A New Orleans-area levee authority was told Thursday that it will be on the hook for “a couple million dollars” that have been spent on its lawsuit against scores of oil and gas companies if it prevents its attorneys from appealing a federal judge’s dismissal of the case.

With that warning from the lead attorney on the suit, it appears the Southeast Louisiana Flood Protection Authority-East’s case will be appealed to the 5th U.S. Circuit Court of Appeals without any explicit action by the authority’s commissioners.

The nine-member board remains split but appeared at a meeting Thursday to narrowly favor continuing the case, though some commissioners who oppose the suit argued it was improper for the appeal to go forward without a board vote in favor of that action.

Commissioners appointed by Gov. Bobby Jindal in an effort to kill the suit, which alleges the energy industry is responsible for billions of dollars in damage to southeast Louisiana’s coastline, sparred with Gladstone Jones, the lead attorney on the case, over the status of the suit in light of U.S. District Judge Nannette Jolivette Brown’s ruling.

Those commissioners pressed the attorneys on what it would take to consider the lawsuit dead and exactly who was in the driver’s seat as decisions are made about the appeal.

“Are we the client or are you?” asked Commissioner Jeff Angers, one of the four anti-lawsuit commissioners appointed to the authority since the suit was filed in mid-2013.

Angers and others seeking to kill the suit are at a disadvantage in the debate over the appeal due to the way the contract hiring the lawyers is structured. That agreement requires the board to see the suit through to the end, at which point the attorneys handling it would either receive a share of the winnings or go away empty-handed if they lose. If the case is halted at any point, the Flood Protection Authority is required to pay for the attorneys’ time and expenses — a “poison pill” clause aimed at preventing political interference in the suit.

Flood Protection Authority Vice President Joe Hassinger, an attorney and an opponent of the suit, said Brown’s ruling should count as the end of the case. Appeals are rarely granted and even more rarely result in dismissals being overturned, Hassinger said, and bringing the 5th Circuit into the issue could lead to unforeseen consequences for the Flood Protection Authority, he said.

Jones, however, said the attorneys pursuing the suit believe they still have a strong case to make.

“It is not unusual, not unusual at all that early decisions can be appealed,” Jones said, adding later that the lawyers “think factually and legally (Brown) got it wrong.”

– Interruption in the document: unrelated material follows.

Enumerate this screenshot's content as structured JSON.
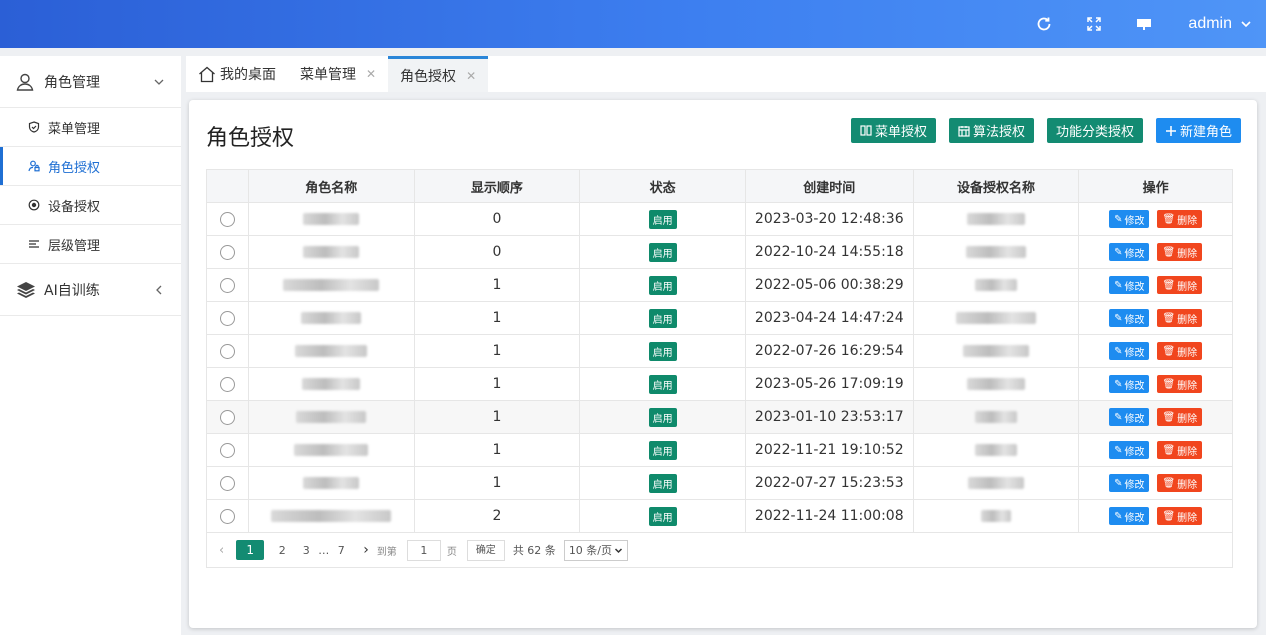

While saying the board has the ability to stop the appeal, Jones said that would amount to firing the firms working on the case — and that would trigger the requirement that the authority pay them for their time and expenses.

Pro-lawsuit commissioners seized on that provision, arguing that there is no downside in letting the appeals process play out.

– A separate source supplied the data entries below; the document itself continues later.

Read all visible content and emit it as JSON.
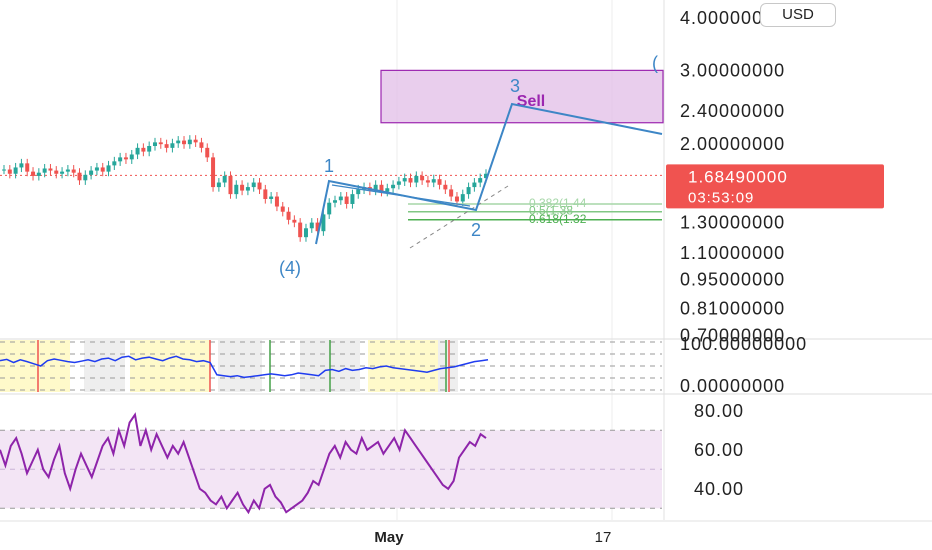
{
  "currency": "USD",
  "chart_data": [
    {
      "type": "candlestick",
      "scale": "log",
      "price_axis_labels": [
        "4.00000000",
        "3.00000000",
        "2.40000000",
        "2.00000000",
        "1.30000000",
        "1.10000000",
        "0.95000000",
        "0.81000000",
        "0.70000000"
      ],
      "price_axis_values": [
        4.0,
        3.0,
        2.4,
        2.0,
        1.3,
        1.1,
        0.95,
        0.81,
        0.7
      ],
      "ylim": [
        0.68,
        4.3
      ],
      "last_price": {
        "label": "1.68490000",
        "countdown": "03:53:09",
        "value": 1.6849,
        "color": "#f05350"
      },
      "time_axis_labels": [
        "May",
        "17"
      ],
      "wave_labels": [
        "1",
        "(4)",
        "3",
        "2",
        "("
      ],
      "zone": {
        "label": "Sell",
        "top": 3.0,
        "bottom": 2.25,
        "color": "#9c27b0"
      },
      "fib_labels": [
        "0.382(1.44",
        "0.5(1.38",
        "0.618(1.32"
      ],
      "fib_values": [
        1.44,
        1.38,
        1.32
      ],
      "close_series": [
        1.74,
        1.7,
        1.76,
        1.8,
        1.72,
        1.68,
        1.71,
        1.75,
        1.73,
        1.7,
        1.72,
        1.74,
        1.71,
        1.64,
        1.69,
        1.73,
        1.76,
        1.72,
        1.78,
        1.82,
        1.86,
        1.84,
        1.89,
        1.96,
        1.92,
        1.98,
        2.02,
        2.0,
        1.96,
        2.01,
        2.04,
        2.0,
        2.05,
        2.02,
        1.96,
        1.86,
        1.58,
        1.62,
        1.68,
        1.52,
        1.6,
        1.55,
        1.58,
        1.62,
        1.56,
        1.48,
        1.5,
        1.42,
        1.38,
        1.32,
        1.3,
        1.2,
        1.26,
        1.3,
        1.24,
        1.36,
        1.45,
        1.47,
        1.5,
        1.44,
        1.52,
        1.56,
        1.58,
        1.55,
        1.6,
        1.54,
        1.57,
        1.6,
        1.63,
        1.66,
        1.62,
        1.68,
        1.64,
        1.62,
        1.65,
        1.6,
        1.56,
        1.5,
        1.46,
        1.52,
        1.58,
        1.62,
        1.66,
        1.7
      ]
    },
    {
      "type": "line",
      "name": "indicator",
      "y_axis_labels": [
        "100.00000000",
        "0.00000000"
      ],
      "ylim": [
        0,
        100
      ],
      "values": [
        62,
        65,
        58,
        64,
        60,
        55,
        50,
        62,
        66,
        63,
        60,
        58,
        61,
        64,
        60,
        66,
        68,
        62,
        70,
        72,
        64,
        68,
        70,
        66,
        62,
        68,
        72,
        66,
        64,
        60,
        62,
        58,
        30,
        28,
        26,
        28,
        24,
        26,
        28,
        30,
        32,
        30,
        28,
        30,
        34,
        32,
        30,
        28,
        40,
        42,
        38,
        44,
        40,
        42,
        46,
        44,
        48,
        50,
        46,
        44,
        42,
        40,
        38,
        36,
        40,
        44,
        46,
        48,
        52,
        56,
        60,
        62,
        64
      ],
      "color": "#1f3cf0"
    },
    {
      "type": "line",
      "name": "RSI",
      "y_axis_labels": [
        "80.00",
        "60.00",
        "40.00"
      ],
      "y_axis_values": [
        80,
        60,
        40
      ],
      "ylim": [
        24,
        84
      ],
      "band": [
        30,
        70
      ],
      "values": [
        60,
        52,
        62,
        66,
        58,
        48,
        54,
        60,
        50,
        46,
        55,
        62,
        48,
        40,
        50,
        58,
        52,
        46,
        54,
        62,
        66,
        58,
        70,
        62,
        74,
        78,
        62,
        70,
        60,
        68,
        62,
        56,
        62,
        58,
        64,
        56,
        48,
        40,
        38,
        34,
        32,
        36,
        30,
        34,
        38,
        32,
        28,
        34,
        30,
        40,
        42,
        36,
        33,
        28,
        30,
        32,
        34,
        38,
        44,
        42,
        50,
        58,
        62,
        56,
        64,
        60,
        58,
        66,
        60,
        62,
        64,
        58,
        62,
        66,
        60,
        70,
        66,
        62,
        58,
        54,
        50,
        46,
        42,
        40,
        44,
        56,
        60,
        64,
        62,
        68,
        66
      ],
      "color": "#8e24aa"
    }
  ]
}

“Is there any advantage to us in taking the action to terminate the representation?” Commissioner Paul Kemp asked.

Jones said he expected to file an appeal in the next week and that a decision from a three-judge panel of the 5th Circuit could take six to nine months. If they lose there, the lawyers could ask the entire 5th Circuit to hear the case and, potentially, attempt to pursue an appeal to the U.S. Supreme Court. The lawyers will decide whether it would be worth pursuing those additional appeals or whether to recommend dropping the case, Jones said.

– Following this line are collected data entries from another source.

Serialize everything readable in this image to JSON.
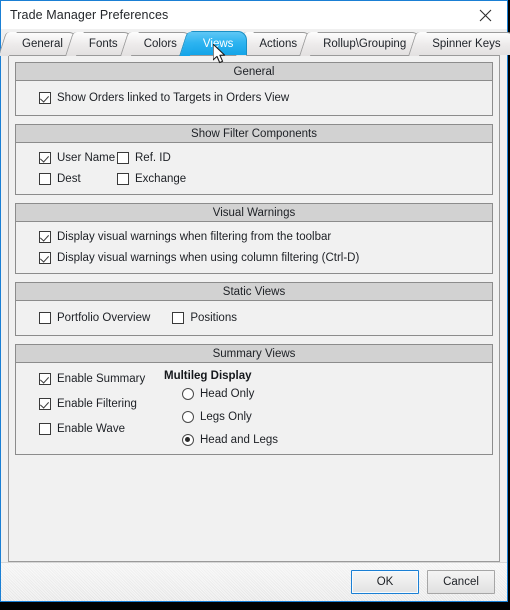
{
  "window": {
    "title": "Trade Manager Preferences",
    "close_icon": "close-icon",
    "accent_color": "#1a7fd4"
  },
  "tabs": {
    "active": "Views",
    "items": [
      {
        "label": "General"
      },
      {
        "label": "Fonts"
      },
      {
        "label": "Colors"
      },
      {
        "label": "Views"
      },
      {
        "label": "Actions"
      },
      {
        "label": "Rollup\\Grouping"
      },
      {
        "label": "Spinner Keys"
      }
    ]
  },
  "groups": {
    "general": {
      "title": "General",
      "checkboxes": [
        {
          "label": "Show Orders linked to Targets in Orders View",
          "checked": true
        }
      ]
    },
    "filter_components": {
      "title": "Show Filter Components",
      "checkboxes": [
        {
          "label": "User Name",
          "checked": true
        },
        {
          "label": "Ref. ID",
          "checked": false
        },
        {
          "label": "Dest",
          "checked": false
        },
        {
          "label": "Exchange",
          "checked": false
        }
      ]
    },
    "visual_warnings": {
      "title": "Visual Warnings",
      "checkboxes": [
        {
          "label": "Display visual warnings when filtering from the toolbar",
          "checked": true
        },
        {
          "label": "Display visual warnings when using column filtering (Ctrl-D)",
          "checked": true
        }
      ]
    },
    "static_views": {
      "title": "Static Views",
      "checkboxes": [
        {
          "label": "Portfolio Overview",
          "checked": false
        },
        {
          "label": "Positions",
          "checked": false
        }
      ]
    },
    "summary_views": {
      "title": "Summary Views",
      "checkboxes": [
        {
          "label": "Enable Summary",
          "checked": true
        },
        {
          "label": "Enable Filtering",
          "checked": true
        },
        {
          "label": "Enable Wave",
          "checked": false
        }
      ],
      "multileg": {
        "title": "Multileg Display",
        "selected": "Head and Legs",
        "options": [
          {
            "label": "Head Only",
            "selected": false
          },
          {
            "label": "Legs Only",
            "selected": false
          },
          {
            "label": "Head and Legs",
            "selected": true
          }
        ]
      }
    }
  },
  "footer": {
    "ok_label": "OK",
    "cancel_label": "Cancel"
  }
}
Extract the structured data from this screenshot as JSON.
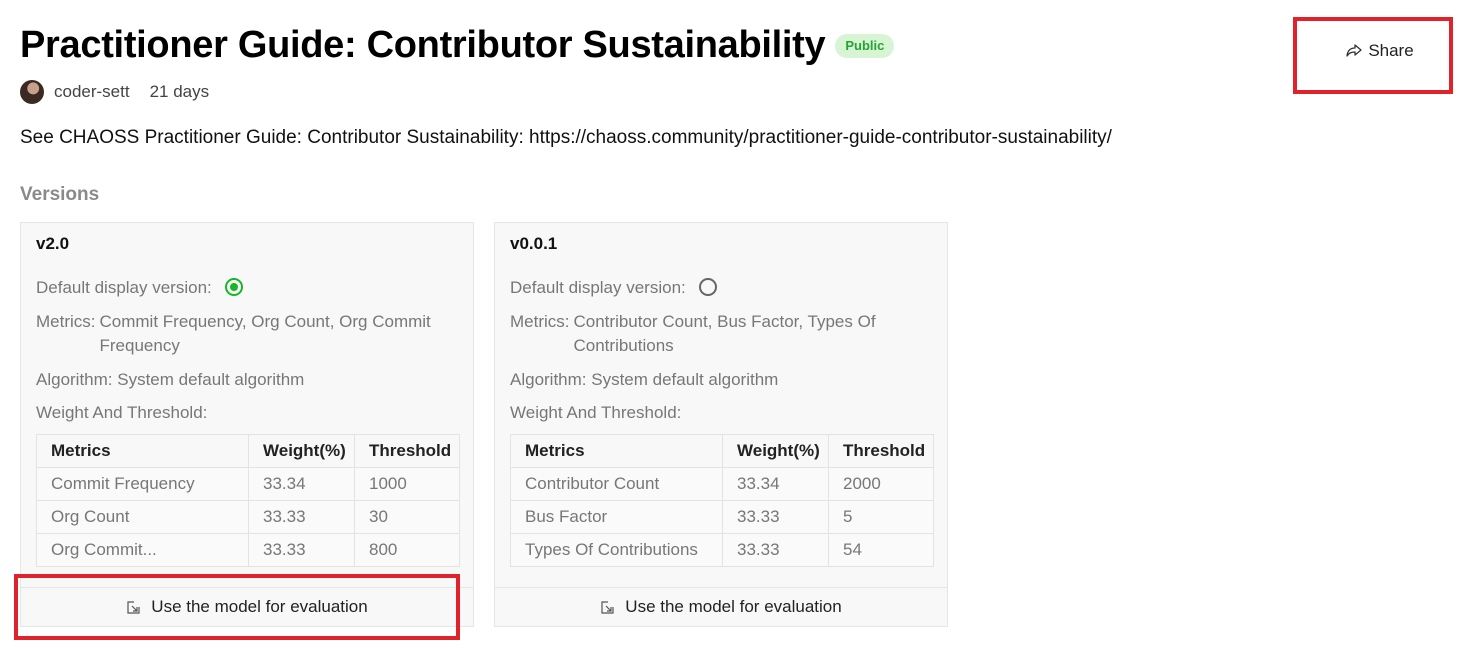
{
  "header": {
    "title": "Practitioner Guide: Contributor Sustainability",
    "badge": "Public",
    "author": "coder-sett",
    "age": "21 days",
    "share_label": "Share"
  },
  "description": "See CHAOSS Practitioner Guide: Contributor Sustainability: https://chaoss.community/practitioner-guide-contributor-sustainability/",
  "versions_heading": "Versions",
  "labels": {
    "default_display": "Default display version",
    "colon": ":",
    "metrics": "Metrics:",
    "weight_threshold": "Weight And Threshold:",
    "use_model": "Use the model for evaluation",
    "col_metrics": "Metrics",
    "col_weight": "Weight(%)",
    "col_threshold": "Threshold"
  },
  "versions": [
    {
      "name": "v2.0",
      "default_selected": true,
      "metrics": "Commit Frequency, Org Count, Org Commit Frequency",
      "algorithm": "Algorithm: System default algorithm",
      "rows": [
        {
          "metric": "Commit Frequency",
          "weight": "33.34",
          "threshold": "1000"
        },
        {
          "metric": "Org Count",
          "weight": "33.33",
          "threshold": "30"
        },
        {
          "metric": "Org Commit...",
          "weight": "33.33",
          "threshold": "800"
        }
      ]
    },
    {
      "name": "v0.0.1",
      "default_selected": false,
      "metrics": "Contributor Count, Bus Factor, Types Of Contributions",
      "algorithm": "Algorithm: System default algorithm",
      "rows": [
        {
          "metric": "Contributor Count",
          "weight": "33.34",
          "threshold": "2000"
        },
        {
          "metric": "Bus Factor",
          "weight": "33.33",
          "threshold": "5"
        },
        {
          "metric": "Types Of Contributions",
          "weight": "33.33",
          "threshold": "54"
        }
      ]
    }
  ],
  "colors": {
    "accent_green": "#18b52a",
    "highlight_red": "#e0222b",
    "badge_bg": "#d7f5d5"
  }
}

The fight over the lawsuit has raged in both state and federal courts, at the Legislature and on the Flood Protection Authority’s board since it was filed.

Supporters argue the suit is the only way to force the oil and gas industries to pay for decades of drilling and dredging activities that severely damaged the coastal marshes in southeast Louisiana. They say the loss of those wetlands, in turn, has subjected the New Orleans area to more destructive storm surges, which has increased the complexity and cost of the flood protection systems the authority oversees.

In addition, supporters of the suit have argued that only a politically independent levee board could bring a suit against the powerful energy industry; they have pointed to the many attempts to stop the case as evidence for that position.

But opponents, including Jindal and members of his administration, have argued the Flood Protection Authority exceeded its legal role in filing the suit and was not the proper entity to pursue such claims.

Brown gave some support to that position in her ruling, arguing the Flood Protection Authority did not have legal claims on the energy industry for coastal damage.

Hassinger argued that continuing the suit would distract the Flood Protection Authority from its basic mission and could create further problems for the board.

“I’d rather spend the next year, 18 months, five years working with the people we’ve alienated by filing the suit,” Hassinger said.

But dropping the case now would essentially be a costly waste for the board, President Stephen Estopinal said.

“I’d suggest we not play the Roman fool and fall on our sword before we get through the appeal,” he said. “We’ve started this. We may as well see it through to the end and let the chips fall where they may.”